The police have described the assailant as clean shaven and between 5’8” and 5’10” with red hair sprinkled with salt and pepper. As of last night, they had no leads on where the suspect may be, but said they were checking hospitals throughout New England in the event he may have sought medical care.
“We’ve gotten no information to indicate that there was any familiarity between the assailant and the victims, but I still think that ‘why that house at that time of night?’ is a good question for investigators to look at,” McCartney said.
He added that the police are now looking into the victims’ backgrounds, including any relevant contact they may have had with the police in the past. “I think the background information is very vital here,” McCartney said.
Asked last night where the couple went following their release from the hospital, Warwick Det. Marc Lesser refused to comment. Asked if the Medeiroses had been brought in for police questioning, Lesser again refused to comment.
In the early morning hours following the shootings, Warwick police mobilized nearly 90 percent of the department to search a grid in the two to three miles surrounding the house. The Rhode Island State Police and Cranston police assisted in the search, as did several search-and-rescue dogs.

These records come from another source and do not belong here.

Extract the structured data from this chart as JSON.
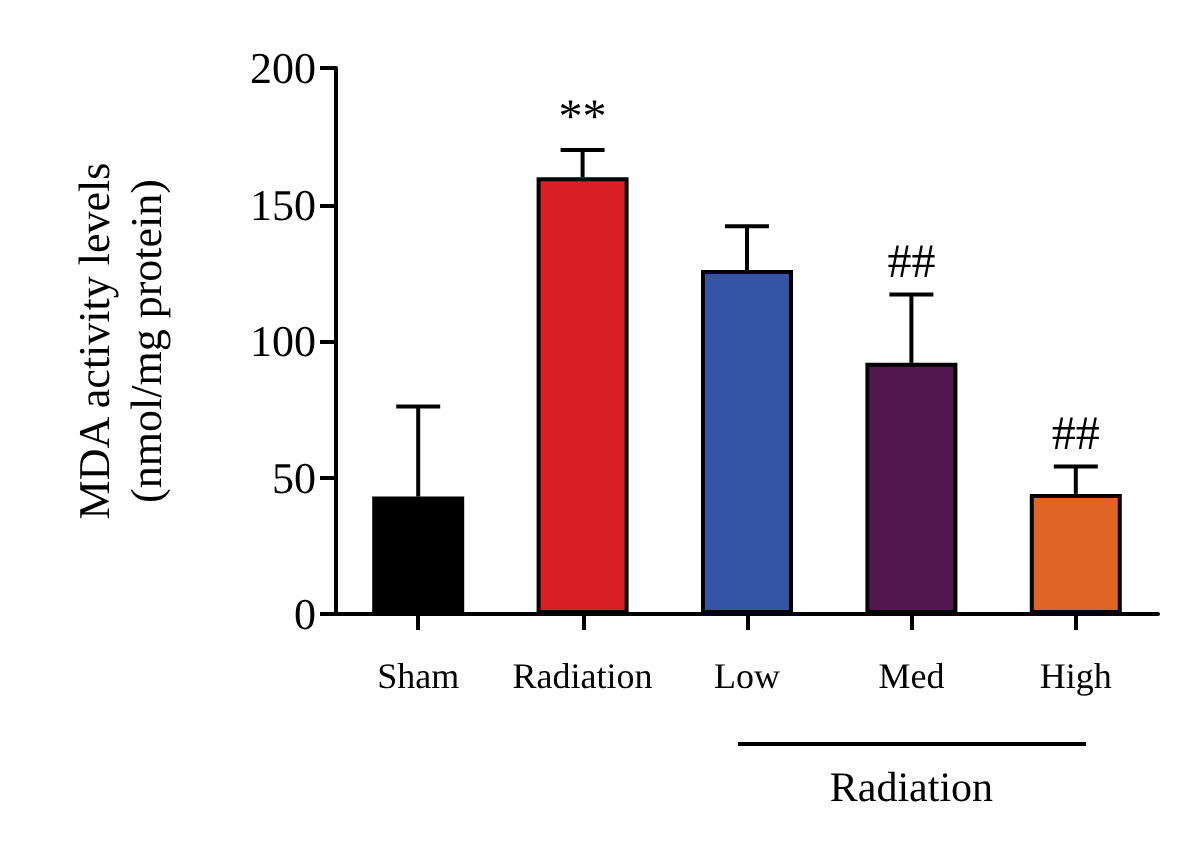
{
  "chart_data": {
    "type": "bar",
    "ylabel": "MDA activity levels\n(nmol/mg protein)",
    "categories": [
      "Sham",
      "Radiation",
      "Low",
      "Med",
      "High"
    ],
    "values": [
      43,
      160,
      126,
      92,
      44
    ],
    "colors": [
      "#000000",
      "#d92027",
      "#3654a5",
      "#52174f",
      "#e06524"
    ],
    "errors": [
      [
        43,
        76
      ],
      [
        160,
        170
      ],
      [
        126,
        142
      ],
      [
        92,
        117
      ],
      [
        44,
        54
      ]
    ],
    "ylim": [
      0,
      200
    ],
    "yticks": [
      0,
      50,
      100,
      150,
      200
    ],
    "grid": false,
    "annotations": [
      {
        "text": "**",
        "x": "Radiation",
        "y": 170
      },
      {
        "text": "##",
        "x": "Med",
        "y": 117
      },
      {
        "text": "##",
        "x": "High",
        "y": 54
      },
      "Radiation"
    ]
  }
}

Lorraine Martineau, who lives alone across the street in the house where she raised five children, was asleep when she heard the gunshots, at first mistaking them for fireworks from an early holiday celebration. A short time later, the police arrived at her door asking if she had seen the suspect. When she said she didn’t see anything, they told her to sit tight and keep her door locked.
Like so many in this neighborhood of mostly elderly residents, Martineau spent those early morning hours restless and frightened. At daybreak, the street was still crawling with police cars and another officer soon appeared at her door, wanting to search her garage. By then, Martineau’s phone was ringing off the hook with friends and family who saw footage of her block on the morning news.

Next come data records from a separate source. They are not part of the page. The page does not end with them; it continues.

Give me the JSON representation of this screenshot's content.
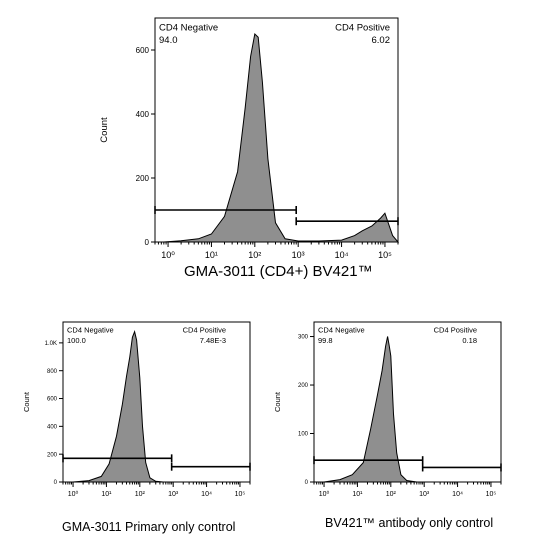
{
  "chart_data": [
    {
      "type": "area",
      "ylabel": "Count",
      "caption": "GMA-3011 (CD4+)  BV421™",
      "x_scale": "log",
      "xlim": [
        0.5,
        200000
      ],
      "ylim": [
        0,
        700
      ],
      "y_ticks": [
        "0",
        "200",
        "400",
        "600"
      ],
      "y_tick_values": [
        0,
        200,
        400,
        600
      ],
      "x_ticks": [
        "10⁰",
        "10¹",
        "10²",
        "10³",
        "10⁴",
        "10⁵"
      ],
      "gates": [
        {
          "name": "CD4 Negative",
          "value": "94.0",
          "x_range": [
            0.5,
            900
          ],
          "y": 100
        },
        {
          "name": "CD4 Positive",
          "value": "6.02",
          "x_range": [
            900,
            200000
          ],
          "y": 65
        }
      ],
      "x": [
        0.8,
        2,
        5,
        10,
        20,
        40,
        60,
        80,
        100,
        120,
        150,
        200,
        300,
        500,
        1000,
        3000,
        10000,
        20000,
        30000,
        50000,
        80000,
        100000,
        150000,
        200000
      ],
      "y": [
        0,
        4,
        10,
        25,
        80,
        220,
        420,
        580,
        650,
        640,
        500,
        260,
        60,
        10,
        3,
        3,
        6,
        20,
        35,
        50,
        75,
        90,
        20,
        0
      ]
    },
    {
      "type": "area",
      "ylabel": "Count",
      "caption": "GMA-3011  Primary only control",
      "x_scale": "log",
      "xlim": [
        0.5,
        200000
      ],
      "ylim": [
        0,
        1150
      ],
      "y_ticks": [
        "0",
        "200",
        "400",
        "600",
        "800",
        "1.0K"
      ],
      "y_tick_values": [
        0,
        200,
        400,
        600,
        800,
        1000
      ],
      "x_ticks": [
        "10⁰",
        "10¹",
        "10²",
        "10³",
        "10⁴",
        "10⁵"
      ],
      "gates": [
        {
          "name": "CD4 Negative",
          "value": "100.0",
          "x_range": [
            0.5,
            900
          ],
          "y": 170
        },
        {
          "name": "CD4 Positive",
          "value": "7.48E-3",
          "x_range": [
            900,
            200000
          ],
          "y": 110
        }
      ],
      "x": [
        1,
        3,
        7,
        12,
        20,
        30,
        40,
        50,
        60,
        70,
        80,
        100,
        120,
        150,
        200,
        300,
        500
      ],
      "y": [
        0,
        10,
        40,
        130,
        330,
        560,
        760,
        900,
        1040,
        1080,
        1020,
        750,
        400,
        140,
        30,
        5,
        0
      ]
    },
    {
      "type": "area",
      "ylabel": "Count",
      "caption": "BV421™ antibody only control",
      "x_scale": "log",
      "xlim": [
        0.5,
        200000
      ],
      "ylim": [
        0,
        330
      ],
      "y_ticks": [
        "0",
        "100",
        "200",
        "300"
      ],
      "y_tick_values": [
        0,
        100,
        200,
        300
      ],
      "x_ticks": [
        "10⁰",
        "10¹",
        "10²",
        "10³",
        "10⁴",
        "10⁵"
      ],
      "gates": [
        {
          "name": "CD4 Negative",
          "value": "99.8",
          "x_range": [
            0.5,
            900
          ],
          "y": 45
        },
        {
          "name": "CD4 Positive",
          "value": "0.18",
          "x_range": [
            900,
            200000
          ],
          "y": 30
        }
      ],
      "x": [
        1,
        3,
        7,
        15,
        25,
        40,
        55,
        70,
        80,
        90,
        100,
        120,
        150,
        200,
        300,
        600
      ],
      "y": [
        0,
        5,
        15,
        40,
        110,
        180,
        230,
        280,
        300,
        280,
        260,
        140,
        60,
        15,
        3,
        0
      ]
    }
  ]
}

McCartney said the police activated their automatic call system to notify area residents of a possible gunman on the loose, but late yesterday morning, few on Warwick Avenue, including Martineau, had received such a call.

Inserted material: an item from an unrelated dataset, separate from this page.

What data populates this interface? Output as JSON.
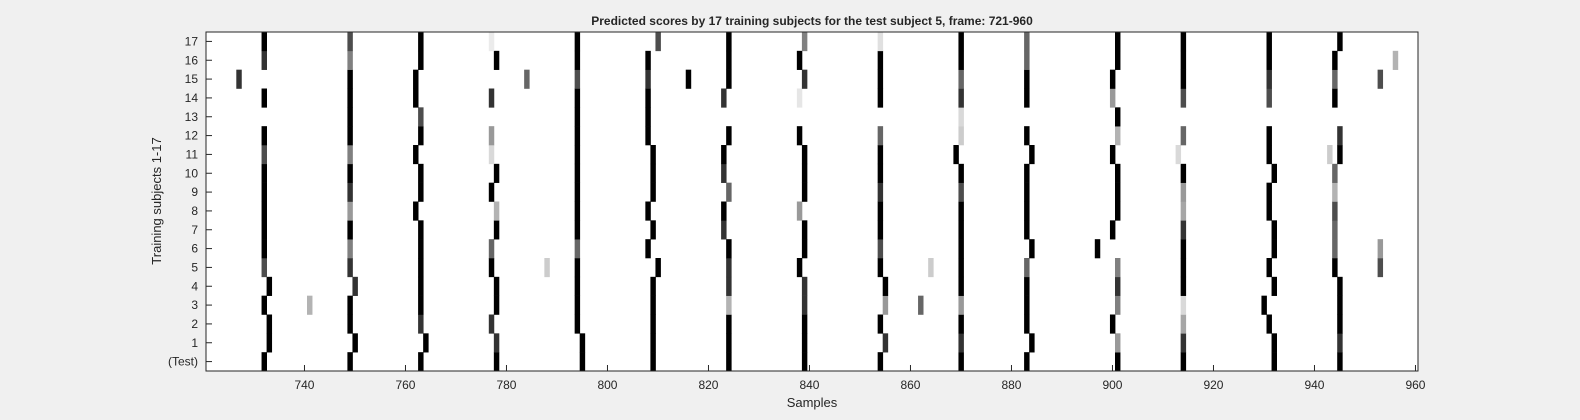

Martineau said she was sometimes friendly with her younger neighbors. The couple bought the house a few years back, moving from Providence to Warwick, though Caesar’s brother, Gabriel, had moved in about a year ago.
Caesar Medeiros occasionally shoveled her snow in wintertime and once helped her install a new rug. “He called me sweetheart and said ‘if you ever need anything, call me,’ ” Martineau recalled.
At nearby Sandwich Junction, the lunch spot where Claire Medeiros worked until recently, owner Kathy Ruginski praised her former employee as a hard worker whose husband, Caesar, sometimes came to help out at closing time. Claire Medeiros left the shop last month to take a job in East Providence. She needed health benefits, so Ruginski reluctantly let her go.
McCartney said there is no record of the police visiting the Warwick Avenue house in the years since the Medeiroses moved in. He added that both have been cooperative witnesses at the hospital.
Yesterday afternoon, detectives continued to search the house, their shoes swaddled in cloth to protect potential evidence.
“We have certainly covered that area. There is also some indication that [the suspect] may have gotten out of the area before the arrival of the police,” McCartney said.
Though Warwick is Rhode Island’s second-largest city, homicides are an unusual occurrence here. The last known murder occurred in March 2006 when a Baltimore kick boxer allegedly murdered his girlfriend at the Motel 6 on Jefferson Boulevard. The trial of James Richardson, who is accused of killing his former boss’s wife in November 2005, ended in hung jury earlier this week.
McCartney acknowledged that yesterday’s shootings no doubt alarmed residents and urged them to take common-sense precautions, including locking their doors and watching for strange activity.